Drei Nachholspiele in der Hinterhand
Die Erleichterung ist spürbar, als Lars Thiemann das Spitzenspiel der Regionalliga Nord am Mittwochabend abpfeift. Groß, ja riesengroß war der Druck für beide Mannschaften gewesen – Weiche Flensburg als Verfolger auf der einen, Spitzenreiter HSV II auf der anderen Seite. Fünf Punkte ist Flensburg vor Spielbeginn hinter der Reserve des (Noch-)Bundesliga-Dinos. Zwei sind es 90 Spielminuten später, weil Flensburg recht souverän mit 2:0 gewinnt. Eigentlich aber haben die Nordlichter, die direkt an der dänischen Grenze angesiedelt sind, mittlerweile alle Trümpfe in der Hand. Denn während Hamburgs zweite Mannschaft schon 27 Spiele auf dem Konto hat, sind es bei Flensburg erst 24.

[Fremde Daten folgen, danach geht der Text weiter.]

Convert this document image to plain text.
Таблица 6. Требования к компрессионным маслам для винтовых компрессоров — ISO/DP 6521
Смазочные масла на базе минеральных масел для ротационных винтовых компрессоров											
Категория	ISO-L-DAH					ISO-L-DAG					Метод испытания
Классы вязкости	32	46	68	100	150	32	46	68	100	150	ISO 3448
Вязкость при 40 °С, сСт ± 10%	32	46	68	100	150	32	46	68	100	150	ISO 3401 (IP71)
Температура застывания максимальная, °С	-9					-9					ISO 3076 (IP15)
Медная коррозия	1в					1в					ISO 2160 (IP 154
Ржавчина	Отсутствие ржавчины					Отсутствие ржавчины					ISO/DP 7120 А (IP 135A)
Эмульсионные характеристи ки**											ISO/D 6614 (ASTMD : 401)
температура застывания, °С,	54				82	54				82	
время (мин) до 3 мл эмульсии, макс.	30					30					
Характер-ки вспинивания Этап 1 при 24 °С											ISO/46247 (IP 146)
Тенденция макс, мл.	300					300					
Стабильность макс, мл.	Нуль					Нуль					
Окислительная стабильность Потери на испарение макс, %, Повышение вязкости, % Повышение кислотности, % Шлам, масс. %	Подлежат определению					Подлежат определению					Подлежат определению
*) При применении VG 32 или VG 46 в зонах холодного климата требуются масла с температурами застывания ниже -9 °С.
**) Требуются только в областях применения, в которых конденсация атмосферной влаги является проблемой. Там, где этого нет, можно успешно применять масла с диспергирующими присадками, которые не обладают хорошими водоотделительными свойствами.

Vier Spiele im Zwei-Tages-Rhythmus
Theoretisch also sieben Punkte Vorsprung – wenn der ambitionierte Viertligist seine Nachholspiele gewinnt. Nur ist das leichter gesagt als getan, denn Weiche Flensburg wird durch den eng getakteten Spielplan bis auf Äußerste strapaziert. Sonntag steht das Auswärtsspiel gegen Hildesheim an, eine kleine Weltreise: 700 Kilometer insgesamt. Schon 52 Stunden später reist Weiche, benannt nach einem Flensburger Stadtteil, nach Hamburg, um bei Schlusslicht Altona 93 das nächste Pflichtspiel nachzuholen. Weitere 47 Stunden darauf: Heimspiel gegen den VfB Lübeck. Und nochmals 43 (!) Stunden später wird die englischste aller Englischen Wochen mit dem Heimspiel gegen Dorfklub SSV Jeddeloh II abgeschlossen. Stress pur, denn bis Mitte Mai muss Flensburg durch sein mit seinem Spielplan. Zehn Spiele in etwa 30 Tagen. Dann kommt das Landespokal-Finale, dann vielleicht die Aufstiegsspiele.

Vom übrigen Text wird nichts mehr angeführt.